While you may have been more open in your selection of your Realtor, mortgage lender, title company, etc. in the past – this is the time where you want to make sure you’ve got the best players on the team. In the last 30 days, I’ve seen some deals fall through because the folks involved in the transaction were too new to the business. Take the time before you get started to research and vet any professional who will be involved in the process.
An experienced Realtor, with a good reputation, has a greater likelihood of getting to a contract as seller’s agents will steer clients towards offers from credible agents. When weighing offers, a known Realtor is an advantage because it is more likely “things will be good in terms of negotiations” says Nina Bhanot from RE/MAX Premier. Inevitably, something will not go smoothly in the process and you want both sets of Realtors to have the experience to drive the best outcome. While you might be tempted to give a friend who is a new Realtor a shot at your business – be prepared accept the trade-offs, such as losing contracts and/or money in the process.
As a buyer, nothing will make you look more like an amateur than looking at real estate without a pre-approval letter from a credible lender. I stress the word “Credible” because I had a Realtor direct a client to me last week whose offer was rejected because it came with an approval letter from Quicken Loans. These big box/call center lenders are often perceived as more focused on volumes and less about quality loan officers who are personally accountable for delivering upon commitments. You want a local loan officer who is backed by a credible bank and has been in the mortgage business at least ten years. If you feel compelled to go with a big box bank, I would encourage you to get a second pre-approval letter from a local lender as a precaution.
This seller’s market means that buyers will have to come to grips that it’s not about what they want-but what the seller wants. Ashley House, of Keller Williams/Cheney Group, says “We’ve found the key to winning a contract in this market is to make it easy for the seller to accept our client’s offers.” For many sellers, it’s not just about the money, but about putting forth a compelling offer that takes the seller’s needs into consideration. “Sometimes just offering more money will not be the winning strategy,” offers Anastasia Riley of Ebby Halliday Realtors. Being flexible on such things as seller leasebacks can make a difference as well as keeping “requests for seller paid closing costs out of initial contract negotiations” says Doug Mims of Keller Williams-Dallas.

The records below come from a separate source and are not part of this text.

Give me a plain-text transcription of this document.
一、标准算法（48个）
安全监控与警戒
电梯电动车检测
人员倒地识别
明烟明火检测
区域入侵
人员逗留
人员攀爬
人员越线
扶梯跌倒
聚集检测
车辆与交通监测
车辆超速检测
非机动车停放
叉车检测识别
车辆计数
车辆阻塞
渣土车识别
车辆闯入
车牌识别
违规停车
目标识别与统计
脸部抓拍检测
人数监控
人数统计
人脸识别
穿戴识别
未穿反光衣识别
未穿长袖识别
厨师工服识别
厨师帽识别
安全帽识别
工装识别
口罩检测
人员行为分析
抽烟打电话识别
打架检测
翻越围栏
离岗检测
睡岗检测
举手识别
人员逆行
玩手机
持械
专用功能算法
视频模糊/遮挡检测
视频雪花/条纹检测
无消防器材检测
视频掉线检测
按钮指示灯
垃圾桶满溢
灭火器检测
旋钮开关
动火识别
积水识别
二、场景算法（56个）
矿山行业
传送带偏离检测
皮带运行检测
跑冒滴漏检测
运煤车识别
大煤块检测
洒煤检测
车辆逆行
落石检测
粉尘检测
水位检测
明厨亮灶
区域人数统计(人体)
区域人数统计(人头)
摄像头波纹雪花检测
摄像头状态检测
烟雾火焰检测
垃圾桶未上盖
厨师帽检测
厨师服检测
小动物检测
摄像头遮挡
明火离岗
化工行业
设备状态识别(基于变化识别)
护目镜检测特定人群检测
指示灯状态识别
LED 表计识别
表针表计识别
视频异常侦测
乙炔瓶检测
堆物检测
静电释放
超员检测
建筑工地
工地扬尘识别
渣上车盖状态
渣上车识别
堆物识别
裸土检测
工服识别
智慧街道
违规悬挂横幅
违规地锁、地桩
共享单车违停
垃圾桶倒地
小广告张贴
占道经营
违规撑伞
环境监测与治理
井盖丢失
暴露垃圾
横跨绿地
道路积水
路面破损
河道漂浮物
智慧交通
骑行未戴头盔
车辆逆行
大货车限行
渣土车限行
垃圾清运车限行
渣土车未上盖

Good Realtors and Lenders know that having a skilled title company can help you avoid hiccups later in the process. You want to go with a title group that either your lender, or Realtor, do a substantial amount of business with because they have more clout to get things done. One of my favorites is Republic Title (Tracy Horne in Plano and Sarah Mann in Frisco) because they have deep expertise and a stable staff. I really encourage clients to get recommendations from their mortgage consultant and Realtor–and land on a title company that is mutually agreeable prior to submitting a contract.
Don’t forget as you go looking for that perfect home, that the limited inventory should not drive you to make a decision that you may later regret. As David Sacks, from Sacks Real Estate Team, reminds us: “A good piece of real estate will remain solid in a down market where a home with undesirable economic influences or poor functional utility will not.” Shop Wisely!